Read operation The read operation starts in the same way as the write operation, except that the R/W bit address of the slave is set to 1, there are three basic read operations: current address read, random read and sequential read. Current Address Read The FM24C04U/05U contains an address counter internally to maintain the address of the last byte accessed, incremented by one. Therefore, if the last access (read or write) was at address n, the next read operation will start from address n +1 When receiving the slave address that R/W is set to first, the FM24C04U/05U sends an acknowledgment and sends an octet. The master does not acknowledge the transfer but does generate a stop condition, so the FM24C04U/05U stops transmitting address, acknowledgment and data transmission The sequence is shown in Figure 6. Random Read A random read operation allows the master to access any memory located in a random fashion Before issuing the slave address When the R/W bit is set to 1, the master must first perform a "dummy" write operation The master issues a start condition, the slave address , the R/W bit is set to zero, then the byte address has been read. After the byte address is confirmed, the master immediately sends another start condition and the slave address R/W bit is set to 1. Next is the confirmation of the FM24C04U/05U, Then the octet word The master does not acknowledge the transfer, but generates a stop condition, so the FM24C04U/05U stops the transfer regarding address, acknowledgement and data transfer sequence. Sequential reads Sequential reads can be initiated as current address reads or random access reads. The first word is transmitted in the same way as the other read modes; however, the host now responds with an acknowledgment that it The FM24C04U/05U requires additional data to continue for each acknowledgment read operation received by the host without an acknowledgment or generating a STOP condition.

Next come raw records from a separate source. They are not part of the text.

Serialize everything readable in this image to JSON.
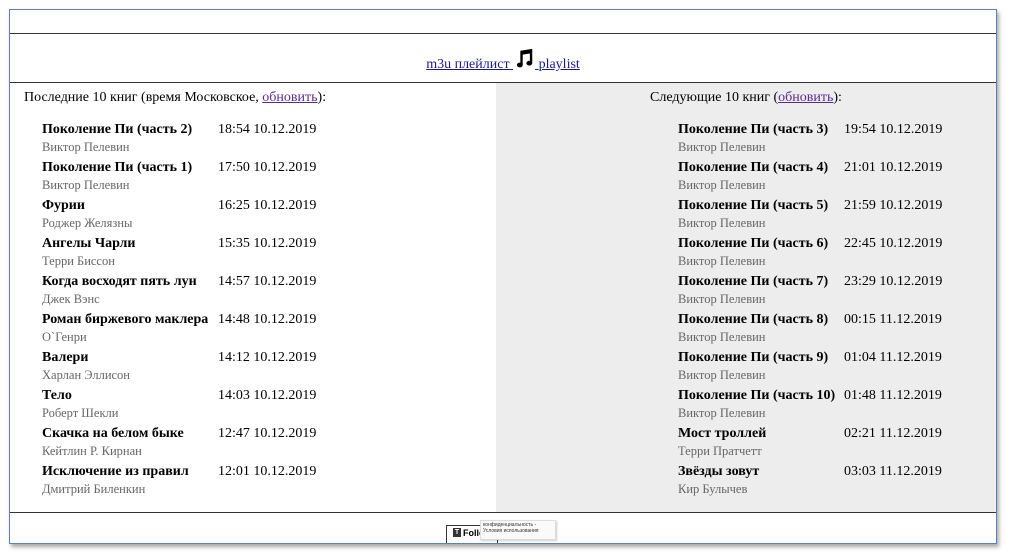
{
  "header": {
    "m3u_link": "m3u плейлист",
    "playlist_link": "playlist"
  },
  "left": {
    "heading_prefix": "Последние 10 книг (время Московское, ",
    "refresh_link": "обновить",
    "heading_suffix": "):",
    "items": [
      {
        "title": "Поколение Пи (часть 2)",
        "author": "Виктор Пелевин",
        "time": "18:54 10.12.2019"
      },
      {
        "title": "Поколение Пи (часть 1)",
        "author": "Виктор Пелевин",
        "time": "17:50 10.12.2019"
      },
      {
        "title": "Фурии",
        "author": "Роджер Желязны",
        "time": "16:25 10.12.2019"
      },
      {
        "title": "Ангелы Чарли",
        "author": "Терри Биссон",
        "time": "15:35 10.12.2019"
      },
      {
        "title": "Когда восходят пять лун",
        "author": "Джек Вэнс",
        "time": "14:57 10.12.2019"
      },
      {
        "title": "Роман биржевого маклера",
        "author": "О`Генри",
        "time": "14:48 10.12.2019"
      },
      {
        "title": "Валери",
        "author": "Харлан Эллисон",
        "time": "14:12 10.12.2019"
      },
      {
        "title": "Тело",
        "author": "Роберт Шекли",
        "time": "14:03 10.12.2019"
      },
      {
        "title": "Скачка на белом быке",
        "author": "Кейтлин Р. Кирнан",
        "time": "12:47 10.12.2019"
      },
      {
        "title": "Исключение из правил",
        "author": "Дмитрий Биленкин",
        "time": "12:01 10.12.2019"
      }
    ]
  },
  "right": {
    "heading_prefix": "Следующие 10 книг (",
    "refresh_link": "обновить",
    "heading_suffix": "):",
    "items": [
      {
        "title": "Поколение Пи (часть 3)",
        "author": "Виктор Пелевин",
        "time": "19:54 10.12.2019"
      },
      {
        "title": "Поколение Пи (часть 4)",
        "author": "Виктор Пелевин",
        "time": "21:01 10.12.2019"
      },
      {
        "title": "Поколение Пи (часть 5)",
        "author": "Виктор Пелевин",
        "time": "21:59 10.12.2019"
      },
      {
        "title": "Поколение Пи (часть 6)",
        "author": "Виктор Пелевин",
        "time": "22:45 10.12.2019"
      },
      {
        "title": "Поколение Пи (часть 7)",
        "author": "Виктор Пелевин",
        "time": "23:29 10.12.2019"
      },
      {
        "title": "Поколение Пи (часть 8)",
        "author": "Виктор Пелевин",
        "time": "00:15 11.12.2019"
      },
      {
        "title": "Поколение Пи (часть 9)",
        "author": "Виктор Пелевин",
        "time": "01:04 11.12.2019"
      },
      {
        "title": "Поколение Пи (часть 10)",
        "author": "Виктор Пелевин",
        "time": "01:48 11.12.2019"
      },
      {
        "title": "Мост троллей",
        "author": "Терри Пратчетт",
        "time": "02:21 11.12.2019"
      },
      {
        "title": "Звёзды зовут",
        "author": "Кир Булычев",
        "time": "03:03 11.12.2019"
      }
    ]
  },
  "footer": {
    "follow_label": "Follow",
    "follow_icon_letter": "T",
    "tooltip_text": "конфиденциальность - Условия использования"
  },
  "icons": {
    "music": "music-note-icon"
  },
  "colors": {
    "link": "#1a1a8c",
    "visited_link": "#5b2a8c",
    "right_pane_bg": "#ededed",
    "author_text": "#666666",
    "frame_border": "#5b7fbf"
  }
}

Data output is contiguous with data from address n followed by data from address n+1 Address counter operation for read increments all word address bits, allowing memory contents to be read contiguously in one operation after the entire memory has been read fetch, the counter "rolls over" to the beginning of the memory FM24C04U/05U continues to output the received data for each confirmation, see Figure Address, Confirmation and Data Transmission Sequence.